Sue Miller offers us a perilous premise in The Arsonist. From the outset, we understand the reasons why Sylvia and Alfie have hidden away from the world while dealing with Alfie’s failing, which began tentatively. From the first signs of bemusement (“a little forgetful, a little scattered”), Sylvia is blindsided. Once less critical, Sylvia’s awareness of her husband’s forgetfulness has suddenly become a sharp note of perplexity. Ravaged in her repose, Sylvia’s consuming bitterness as well as Frankie’s constant irritation characterizes much of life for this family. Silvia can’t cope with the part of Frankie that wants to be taken care of and mothered.

The emotional web Miller weaves around her family’s insular academic existence is framed by the arsonist who suddenly thrusts this small community into peril. The fires start in the middle of the night, at first occurring in the unoccupied summer residences of the families who haven’t yet arrived for the season. The first fire at Ludlow House sets the tone for the disasters to come, sending panic throughout the town. Only handsome Bud (the newly arrived local newspaper reporter) is somewhat thrilled at the prospect of a fire waiting: “we are all boys playing with matches.”

Spinning her tale with the concentrated passion of a poem, Miller balances Bud and Frankie’s bourgeoning attraction with Sylvia’s emotional fragility and Alfie’s slow descent into forgetfulness, which deepens Frankie’s insight into a world far outside her realm of experience. Feeling aimless and oppressed at her parents’ house and her indecisiveness about life (and saddened by the situation between her parents and her father’s strange failing), Frankie plunges into an affair with Bud while acknowledging that, yes, it’s a real possibility that on the night she arrived she might have seen the arsonist driving off in his car.

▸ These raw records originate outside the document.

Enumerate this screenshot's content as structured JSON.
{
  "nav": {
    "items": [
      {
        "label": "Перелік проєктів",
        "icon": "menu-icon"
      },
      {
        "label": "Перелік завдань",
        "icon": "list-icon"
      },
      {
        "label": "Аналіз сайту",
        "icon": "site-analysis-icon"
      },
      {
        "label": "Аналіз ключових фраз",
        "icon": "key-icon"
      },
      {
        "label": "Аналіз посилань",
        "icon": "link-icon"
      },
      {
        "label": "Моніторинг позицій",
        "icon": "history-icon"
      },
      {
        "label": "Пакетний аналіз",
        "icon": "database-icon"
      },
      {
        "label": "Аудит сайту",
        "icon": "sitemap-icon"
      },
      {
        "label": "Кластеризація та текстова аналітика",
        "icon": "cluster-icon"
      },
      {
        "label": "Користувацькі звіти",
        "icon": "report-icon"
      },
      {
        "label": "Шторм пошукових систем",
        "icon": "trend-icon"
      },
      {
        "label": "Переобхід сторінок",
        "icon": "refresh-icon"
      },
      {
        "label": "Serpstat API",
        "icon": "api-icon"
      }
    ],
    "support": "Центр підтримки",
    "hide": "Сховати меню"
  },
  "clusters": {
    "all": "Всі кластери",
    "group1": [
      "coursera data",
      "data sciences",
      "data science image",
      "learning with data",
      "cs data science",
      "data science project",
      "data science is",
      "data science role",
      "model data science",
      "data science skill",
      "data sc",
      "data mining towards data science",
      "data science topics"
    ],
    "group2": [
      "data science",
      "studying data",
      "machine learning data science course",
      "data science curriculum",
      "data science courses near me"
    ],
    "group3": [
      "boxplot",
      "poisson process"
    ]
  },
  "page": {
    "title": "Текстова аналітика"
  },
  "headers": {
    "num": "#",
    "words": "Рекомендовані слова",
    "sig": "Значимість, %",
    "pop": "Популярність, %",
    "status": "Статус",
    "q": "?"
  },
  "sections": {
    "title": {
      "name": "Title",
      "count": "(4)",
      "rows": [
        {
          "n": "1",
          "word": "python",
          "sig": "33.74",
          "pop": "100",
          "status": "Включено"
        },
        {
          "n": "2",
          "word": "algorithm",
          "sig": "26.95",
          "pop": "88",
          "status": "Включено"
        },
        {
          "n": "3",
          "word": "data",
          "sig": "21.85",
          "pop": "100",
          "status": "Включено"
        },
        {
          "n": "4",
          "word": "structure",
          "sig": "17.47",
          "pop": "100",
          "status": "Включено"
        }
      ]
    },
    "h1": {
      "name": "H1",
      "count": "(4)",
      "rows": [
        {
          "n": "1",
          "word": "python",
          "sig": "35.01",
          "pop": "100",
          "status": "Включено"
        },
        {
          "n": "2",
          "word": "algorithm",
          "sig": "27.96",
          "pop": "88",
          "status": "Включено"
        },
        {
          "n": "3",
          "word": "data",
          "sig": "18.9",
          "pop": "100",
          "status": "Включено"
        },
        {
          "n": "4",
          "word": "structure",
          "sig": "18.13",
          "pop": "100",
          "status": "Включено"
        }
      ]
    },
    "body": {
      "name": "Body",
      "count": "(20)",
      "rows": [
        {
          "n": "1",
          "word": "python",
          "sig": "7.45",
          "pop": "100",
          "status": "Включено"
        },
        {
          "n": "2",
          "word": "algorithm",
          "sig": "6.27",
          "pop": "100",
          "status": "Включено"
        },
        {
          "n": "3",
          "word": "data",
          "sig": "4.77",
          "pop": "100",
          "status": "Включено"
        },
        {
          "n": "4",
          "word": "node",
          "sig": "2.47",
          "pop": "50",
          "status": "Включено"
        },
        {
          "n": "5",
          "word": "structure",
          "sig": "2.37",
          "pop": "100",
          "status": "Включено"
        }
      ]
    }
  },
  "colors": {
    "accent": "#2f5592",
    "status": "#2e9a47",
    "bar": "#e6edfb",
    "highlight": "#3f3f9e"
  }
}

Setting her tale in the waning years of the Clinton presidency, Miller’s prose style is gorgeous, her languid, unhurried tone perfectly suited to the private and intimate dramas of small-town domestic life and to these people wedded to the farm and the land. While the the arsonist’s identity comes as no surprise, the generational complications, disappointments and bonds of love tying parent to child make this story such a compelling read. There’s also the love affair between Frankie and Bud. Theirs is an intimate, private passion shaped by the fires, by Bud gradually learning to fly on his own terms, and Frankie’s recognition of the things she has to let go of and the losses and mysteries she has yet to learn to live with.

Improbability may conjure, but irony plays in these people like a fine violin. Building her low-key tale in the voices of Frankie, Bud and Sylvia, Miller shows us how we are often imprisoned by our circumstances, our losses, tragedies and heartbreaks. She really makes us believe in this nascent, damaged but well-meaning family who are trying desperately to grasp at a little bit of happiness.